La Cupola non custodiva una vita domestica.
Custodiva il tempo prima della parola.
Oggi è abbandonata.
Inghiottita a metà dal paesaggio, lasciata lì come un pensiero interrotto.
Eppure è ancora piena.
Di vuoto, di vento, di quel tipo di tempo che non scorre, ma si espande.
Non è rovina.
È pausa.
Un frammento di futuro rimasto incastrato nel passato.
Un altare dedicato a chi non vuole più capire tutto.
A chi cerca luoghi che non spiegano nulla.
La Cupola di Bini e Antonioni è architettura per chi ha disimparato a desiderare l’utile.
È un invito a sottrarsi alla necessità.
A fermarsi prima del senso.
Spazi non pensati per il consumo, ma per il transito.

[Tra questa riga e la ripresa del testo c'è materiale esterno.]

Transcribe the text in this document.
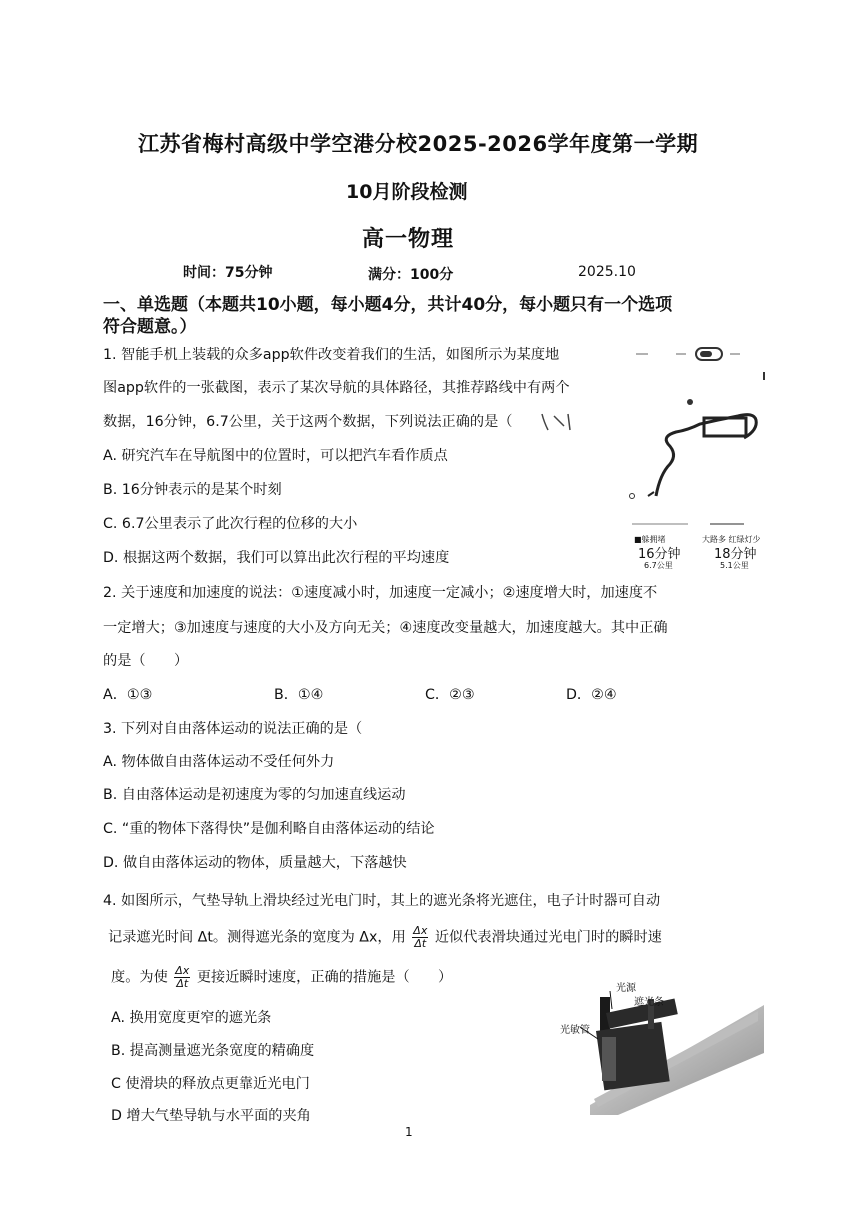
江苏省梅村高级中学空港分校2025-2026学年度第一学期
10月阶段检测
高一物理
时间：75分钟	满分：100分	2025.10
一、单选题（本题共10小题，每小题4分，共计40分，每小题只有一个选项
符合题意。）
1. 智能手机上装载的众多app软件改变着我们的生活，如图所示为某度地
图app软件的一张截图，表示了某次导航的具体路径，其推荐路线中有两个
数据，16分钟，6.7公里，关于这两个数据，下列说法正确的是（
A. 研究汽车在导航图中的位置时，可以把汽车看作质点
B. 16分钟表示的是某个时刻
C. 6.7公里表示了此次行程的位移的大小
D. 根据这两个数据，我们可以算出此次行程的平均速度
■躲拥堵	大路多 红绿灯少
16分钟	18分钟
6.7公里	5.1公里
2. 关于速度和加速度的说法：①速度减小时，加速度一定减小；②速度增大时，加速度不
一定增大；③加速度与速度的大小及方向无关；④速度改变量越大，加速度越大。其中正确
的是（　　）
A．①③	B．①④	C．②③	D．②④
3. 下列对自由落体运动的说法正确的是（
A. 物体做自由落体运动不受任何外力
B. 自由落体运动是初速度为零的匀加速直线运动
C. “重的物体下落得快”是伽利略自由落体运动的结论
D. 做自由落体运动的物体，质量越大，下落越快
4. 如图所示，气垫导轨上滑块经过光电门时，其上的遮光条将光遮住，电子计时器可自动
记录遮光时间 Δt。测得遮光条的宽度为 Δx，用 $\frac{\Delta x}{\Delta t}$ 近似代表滑块通过光电门时的瞬时速
度。为使 $\frac{\Delta x}{\Delta t}$ 更接近瞬时速度，正确的措施是（　　）
A. 换用宽度更窄的遮光条
B. 提高测量遮光条宽度的精确度
C 使滑块的释放点更靠近光电门
D 增大气垫导轨与水平面的夹角
光源
遮光条
光敏管
1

Luoghi che non si riempiono, si ascoltano
come le conchiglie, appoggiando un orecchio e trovando l’eco del mare
e lo spirito del cinema italiano.
La Cupola è ancora lì, con la sua essenza.
Come un organismo addormentato.
Come una promessa che non chiede mantenimento.
In un’epoca che misura il valore in termini di funzione e durata,
lei resiste con la sua inutilità fertile.
Non serve a niente.
Ed è per questo che ci chiama.
Per ricordarci che esistono ancora
luoghi per chi non ha fretta.
Forme per chi non ha da dimostrare nulla.
Architetture per chi è disposto a lasciarsi attraversare,
non a possedere.
La Cupola non protegge.
Non consola.
Non chiude.
Ci sono poche, essenziali cose da sapere su La Cupola. Una di queste è la sua iconica proprietà e firma.
Fu nel 1968 che, scoperto il desiderio di un rifugio nella splendida Costa Paradiso, Michelangelo Antonioni e Monica Vitti, su proposta e volontà della stessa Vitti, decisero di commissionare al visionario Dante Bini, incontrato durante le vacanze invernali a Cortina, una delle sue strutture abitative innovative: le celebri Binishell.
La Cupola è infatti una delle millecinquecento Binishell esistenti, realizzate dall’omonimo architetto Dante Bini, che firma qui una delle prime strutture in cui l’ambizione dialoga, fin da subito, con la sostenibilità.
Nel 2020, l’associazione De Rebus Sardois, progetto curatoriale ideato da Sara Nieddu con l’obiettivo di proporre una visione alternativa della Sardegna e delle sue espressioni artistiche, ha avviato una petizione su Change.org e lanciato un appello pubblico rivolto alla Soprintendenza, alla Regione Sardegna e al FAI. L’iniziativa mira a promuovere la valorizzazione e la salvaguardia della Cupola, evidenziandone l’importanza storica, architettonica e culturale, sia per il contesto territoriale in cui si inserisce, sia per il suo valore a livello internazionale.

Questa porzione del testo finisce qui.